From: Ryuji Suzuki ^lt;>
Date: 10/08/05-03:19:31 AM Z
Message-id: <>

From: Etienne Garbaux <>
Subject: Re: Technical Grade Muriatic Acid
Date: Sat, 08 Oct 2005 02:29:34 -0400

> Michael wrote:
> > So what is the correct proportion to use to make Aqua Regia? Does
> > using a less concentrated form simply give a less concentrated
> > Aqua Regia mix (read: weaker)?

> The only time I saw aqua regia used, it was made with fuming HCl and
> fuming HNO3. I do not think that the small amount of extra water in
> the non-fuming varieties would have a material effect on the aqua
> regia -- that is, I think aqua regia can be made from the
> concentrated acids of commerce -- but I could be wrong. Perhaps
> Ryuji knows?

I certainly don't claim I am very familiar with aqua regia, or
muriatic acid, since I buy gold/platinum/rhodium in the hexachloro
acid form. But here's some stuff from my references.

Aqua regia is an alchemist term, and it was an empirical, indefinite
mixture. If you are interested in dissolving metals of platinum
family, reaction is:

8 HCl + 2 HNO3 + Pt --> H2PtCl6 + 4H2O + 2NOCl
(palladium would make H2PdCl4).

So the molar ratio of the acid is 1:4 or so would be good. The
reaction is fastest when heated to near boiling point of aqua regia,
and in 6 to 12M concentration of the acid.

What's the molar concentration of muriatic acid in tech grade? I
don't know, but 36.5% w/v would make 10M. If you really care,
determination would be a simple, straight-forward, freshman chem lab
assignment. I'd dilute the acid 1+39 and then titrate with 2.5N NaOH.

> An exact 1:3 proportion is not critical -- therefore, if one acid is
> slightly more dilute than the other, it shouldn't matter (assuming
> that acids slightly more diluted than maximum, but still
> concentrated, will work in the first place).

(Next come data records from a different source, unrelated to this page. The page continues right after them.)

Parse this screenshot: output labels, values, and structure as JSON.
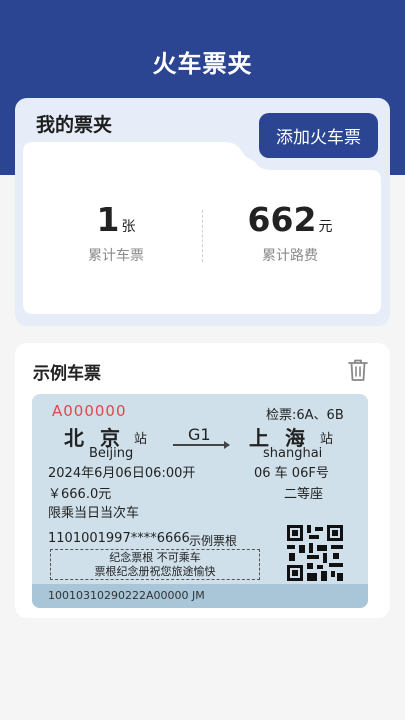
{
  "header": {
    "title": "火车票夹"
  },
  "wallet": {
    "heading": "我的票夹",
    "add_button": "添加火车票",
    "stats": [
      {
        "value": "1",
        "unit": "张",
        "label": "累计车票"
      },
      {
        "value": "662",
        "unit": "元",
        "label": "累计路费"
      }
    ]
  },
  "sample": {
    "title": "示例车票",
    "ticket": {
      "serial": "A000000",
      "gate": "检票:6A、6B",
      "from_cn": "北京",
      "from_zhan": "站",
      "from_en": "Beijing",
      "train_no": "G1",
      "to_cn": "上海",
      "to_zhan": "站",
      "to_en": "shanghai",
      "datetime": "2024年6月06日06:00开",
      "car_seat": "06 车 06F号",
      "price": "￥666.0元",
      "seat_class": "二等座",
      "limit": "限乘当日当次车",
      "id_number": "1101001997****6666",
      "passenger": "示例票根",
      "memo_line1": "纪念票根 不可乘车",
      "memo_line2": "票根纪念册祝您旅途愉快",
      "footer_code": "10010310290222A00000 JM"
    }
  },
  "colors": {
    "primary": "#2b4593",
    "ticket_bg": "#cfe0ea",
    "serial_red": "#e0474a"
  }
}
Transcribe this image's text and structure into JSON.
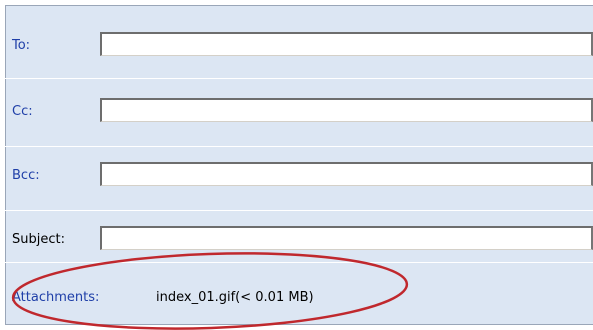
{
  "form": {
    "to_label": "To:",
    "cc_label": "Cc:",
    "bcc_label": "Bcc:",
    "subject_label": "Subject:",
    "to_value": "",
    "cc_value": "",
    "bcc_value": "",
    "subject_value": ""
  },
  "attachments": {
    "label": "Attachments:",
    "file": "index_01.gif(< 0.01 MB)"
  },
  "colors": {
    "panel_background": "#dce6f3",
    "label_blue": "#1f3fa8",
    "highlight_ellipse": "#c0282d"
  }
}
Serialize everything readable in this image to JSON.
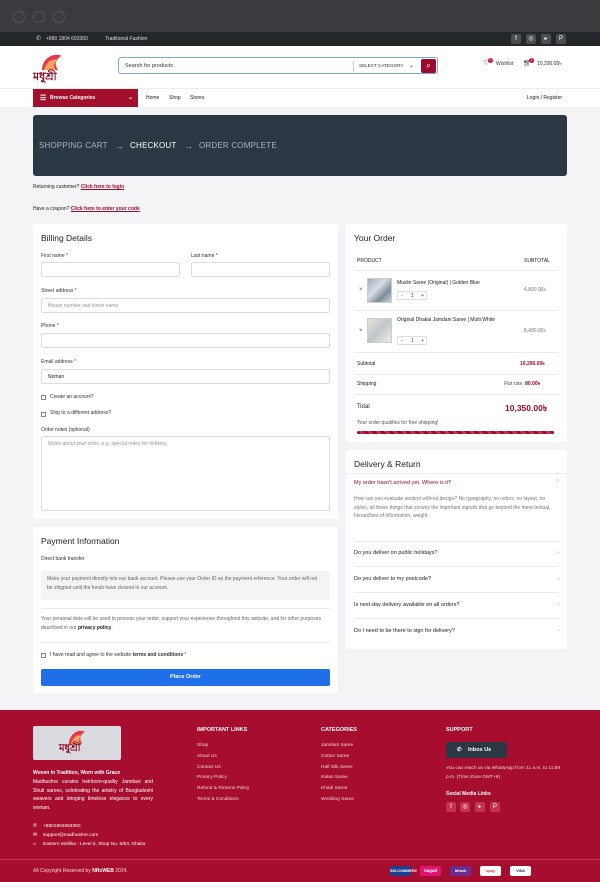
{
  "topbar": {
    "phone": "+880 1804 693360",
    "tagline": "Traditional Fashion"
  },
  "header": {
    "logo_text": "মধুশ্রী",
    "search_placeholder": "Search for products",
    "category_label": "SELECT CATEGORY",
    "wishlist_label": "Wishlist",
    "wishlist_count": "0",
    "cart_count": "2",
    "cart_total": "10,290.00৳"
  },
  "nav": {
    "browse_label": "Browse Categories",
    "links": [
      "Home",
      "Shop",
      "Stores"
    ],
    "account": "Login / Register"
  },
  "steps": [
    "SHOPPING CART",
    "CHECKOUT",
    "ORDER COMPLETE"
  ],
  "notices": {
    "returning": "Returning customer?",
    "login_link": "Click here to login",
    "coupon": "Have a coupon?",
    "coupon_link": "Click here to enter your code"
  },
  "billing": {
    "title": "Billing Details",
    "first_name": "First name",
    "last_name": "Last name",
    "street": "Street address",
    "street_placeholder": "House number and street name",
    "phone": "Phone",
    "email": "Email address",
    "email_value": "Noman",
    "create_account": "Create an account?",
    "ship_different": "Ship to a different address?",
    "order_notes": "Order notes (optional)",
    "notes_placeholder": "Notes about your order, e.g. special notes for delivery."
  },
  "payment": {
    "title": "Payment Information",
    "method": "Direct bank transfer",
    "instructions": "Make your payment directly into our bank account. Please use your Order ID as the payment reference. Your order will not be shipped until the funds have cleared in our account.",
    "privacy_text": "Your personal data will be used to process your order, support your experience throughout this website, and for other purposes described in our",
    "privacy_link": "privacy policy",
    "terms_text": "I have read and agree to the website",
    "terms_link": "terms and conditions",
    "place_order": "Place Order"
  },
  "order": {
    "title": "Your Order",
    "col_product": "PRODUCT",
    "col_subtotal": "SUBTOTAL",
    "items": [
      {
        "name": "Muslin Saree (Original) | Golden Blue",
        "qty": "1",
        "price": "4,800.00৳"
      },
      {
        "name": "Original Dhakai Jamdani Saree | Multi White",
        "qty": "1",
        "price": "5,490.00৳"
      }
    ],
    "subtotal_label": "Subtotal",
    "subtotal": "10,290.00৳",
    "shipping_label": "Shipping",
    "shipping_value": "Flat rate:",
    "shipping_amount": "80.00৳",
    "total_label": "Total",
    "total": "10,350.00৳",
    "free_shipping": "Your order qualifies for free shipping!",
    "free_shipping_progress": 1.0
  },
  "delivery": {
    "title": "Delivery & Return",
    "open_question": "My order hasn't arrived yet. Where is it?",
    "open_answer": "How can you evaluate content without design? No typography, no colors, no layout, no styles, all those things that convey the important signals that go beyond the mere textual, hierarchies of information, weight.",
    "questions": [
      "Do you deliver on public holidays?",
      "Do you deliver to my postcode?",
      "Is next-day delivery available on all orders?",
      "Do I need to be there to sign for delivery?"
    ]
  },
  "footer": {
    "logo_text": "মধুশ্রী",
    "slogan": "Woven in Tradition, Worn with Grace",
    "about": "Madhushre curates heirloom-quality Jamdani and Shuti sarees, celebrating the artistry of Bangladeshi weavers and bringing timeless elegance to every woman.",
    "phone": "+8801804693360",
    "email": "support@madhushre.com",
    "address": "Eastern Mollika - Level 5, Shop No. 5/53, Dhaka",
    "links_title": "IMPORTANT LINKS",
    "links": [
      "Shop",
      "About Us",
      "Contact Us",
      "Privacy Policy",
      "Refund & Returns Policy",
      "Terms & Conditions"
    ],
    "categories_title": "CATEGORIES",
    "categories": [
      "Jamdani Saree",
      "Cotton Saree",
      "Half Silk Saree",
      "Katan Saree",
      "Khadi Saree",
      "Wedding Saree"
    ],
    "support_title": "SUPPORT",
    "inbox_button": "Inbox Us",
    "support_text": "You can reach us via WhatsApp from 11 a.m. to 11:59 p.m. (Time Zone GMT+6)",
    "social_title": "Social Media Links",
    "copyright": "All Copyright Reserved by",
    "copyright_brand": "NRxWEB",
    "copyright_year": "2024.",
    "payments": [
      "SSLCOMMERZ",
      "nagad",
      "bKash",
      "upay",
      "VISA"
    ],
    "payment_colors": [
      "#1f3f8f",
      "#e2136e",
      "#6a2c91",
      "#f7b500",
      "#ffffff"
    ]
  }
}
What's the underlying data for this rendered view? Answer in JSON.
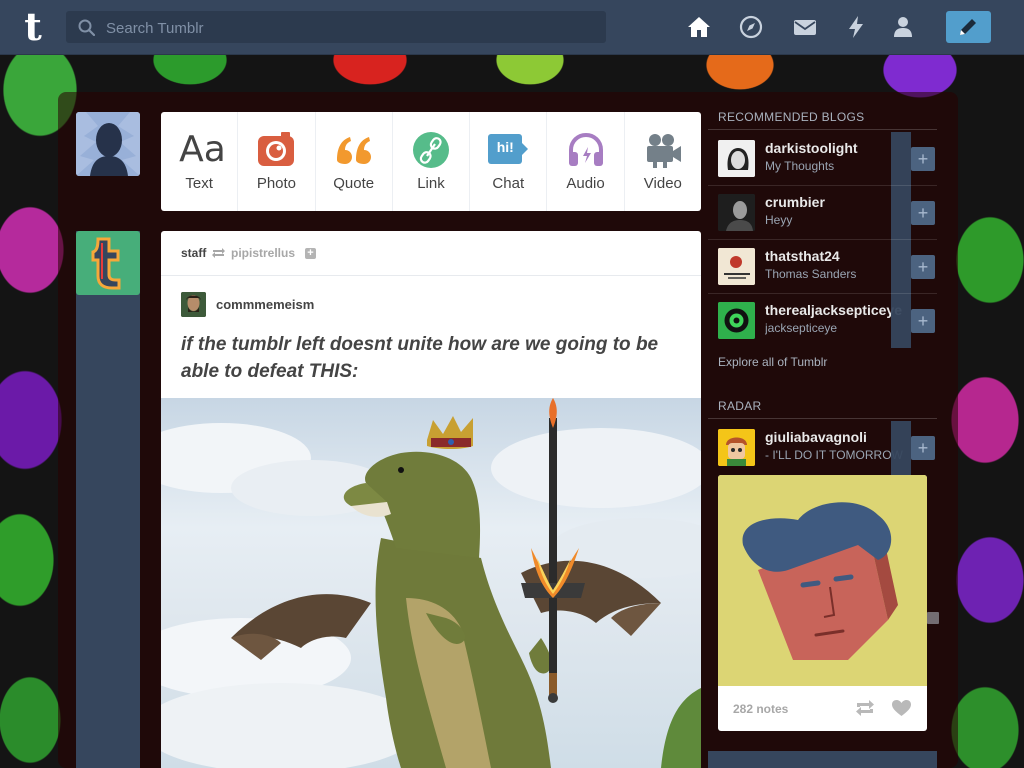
{
  "search": {
    "placeholder": "Search Tumblr"
  },
  "nav": {
    "icons": [
      "home-icon",
      "explore-compass-icon",
      "inbox-mail-icon",
      "activity-lightning-icon",
      "account-person-icon"
    ],
    "compose_icon": "pencil-icon",
    "logo_letter": "t"
  },
  "post_types": [
    {
      "label": "Text",
      "icon": "text-icon",
      "color": "#444444",
      "glyph": "Aa"
    },
    {
      "label": "Photo",
      "icon": "photo-camera-icon",
      "color": "#d95e40"
    },
    {
      "label": "Quote",
      "icon": "quote-icon",
      "color": "#f2992e"
    },
    {
      "label": "Link",
      "icon": "link-icon",
      "color": "#56bc8a"
    },
    {
      "label": "Chat",
      "icon": "chat-icon",
      "color": "#529ecc",
      "glyph": "hi!"
    },
    {
      "label": "Audio",
      "icon": "audio-headphones-icon",
      "color": "#a77dc2"
    },
    {
      "label": "Video",
      "icon": "video-camera-icon",
      "color": "#748089"
    }
  ],
  "post": {
    "author": "staff",
    "reblogged_from": "pipistrellus",
    "original_poster": "commmemeism",
    "text": "if the tumblr left doesnt unite how are we going to be able to defeat THIS:"
  },
  "sidebar": {
    "recommended_title": "RECOMMENDED BLOGS",
    "recommended": [
      {
        "name": "darkistoolight",
        "subtitle": "My Thoughts"
      },
      {
        "name": "crumbier",
        "subtitle": "Heyy"
      },
      {
        "name": "thatsthat24",
        "subtitle": "Thomas Sanders"
      },
      {
        "name": "therealjacksepticeye",
        "subtitle": "jacksepticeye"
      }
    ],
    "explore_link": "Explore all of Tumblr",
    "radar_title": "RADAR",
    "radar": {
      "name": "giuliabavagnoli",
      "subtitle": "- I'LL DO IT TOMORROW",
      "notes": "282 notes"
    }
  },
  "colors": {
    "topbar": "#36465d",
    "compose": "#529ecc",
    "staff_avatar": "#47ae7a"
  }
}
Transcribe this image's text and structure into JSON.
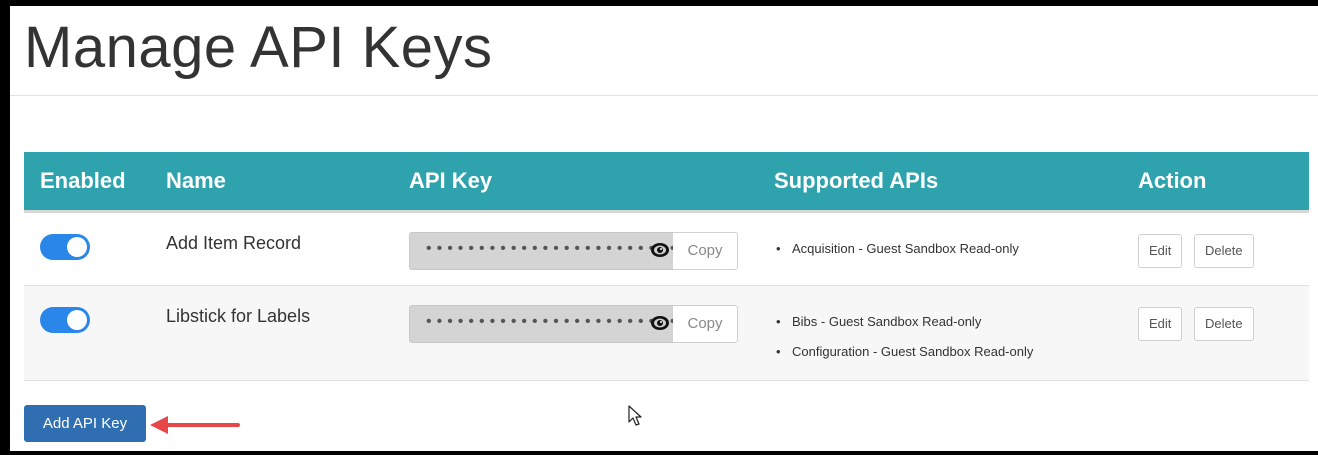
{
  "page": {
    "title": "Manage API Keys"
  },
  "table": {
    "headers": {
      "enabled": "Enabled",
      "name": "Name",
      "api_key": "API Key",
      "supported_apis": "Supported APIs",
      "action": "Action"
    },
    "rows": [
      {
        "enabled": true,
        "name": "Add Item Record",
        "api_key_masked": "•••••••••••••••••••••••••",
        "copy_label": "Copy",
        "supported_apis": [
          "Acquisition - Guest Sandbox Read-only"
        ],
        "edit_label": "Edit",
        "delete_label": "Delete"
      },
      {
        "enabled": true,
        "name": "Libstick for Labels",
        "api_key_masked": "•••••••••••••••••••••••••",
        "copy_label": "Copy",
        "supported_apis": [
          "Bibs - Guest Sandbox Read-only",
          "Configuration - Guest Sandbox Read-only"
        ],
        "edit_label": "Edit",
        "delete_label": "Delete"
      }
    ]
  },
  "add_button_label": "Add API Key",
  "colors": {
    "header_bg": "#2fa3ad",
    "toggle_on": "#2a86e8",
    "primary_button": "#2f6fb1",
    "annotation_arrow": "#e8474a"
  },
  "icons": {
    "reveal": "eye-icon",
    "annotation": "red-arrow-icon",
    "pointer": "mouse-cursor-icon"
  }
}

Agreed. Again, assuming that the application is dissolution of
platinum and palladium, as you see in the reaction above, nitric acid
is oxidizing the metal to ions, and HCl is quickly removing the free
ions to form hexachloroplatinic acid. Ratio of the two acids as well
as total acid concentrations are not very critical for this reaction.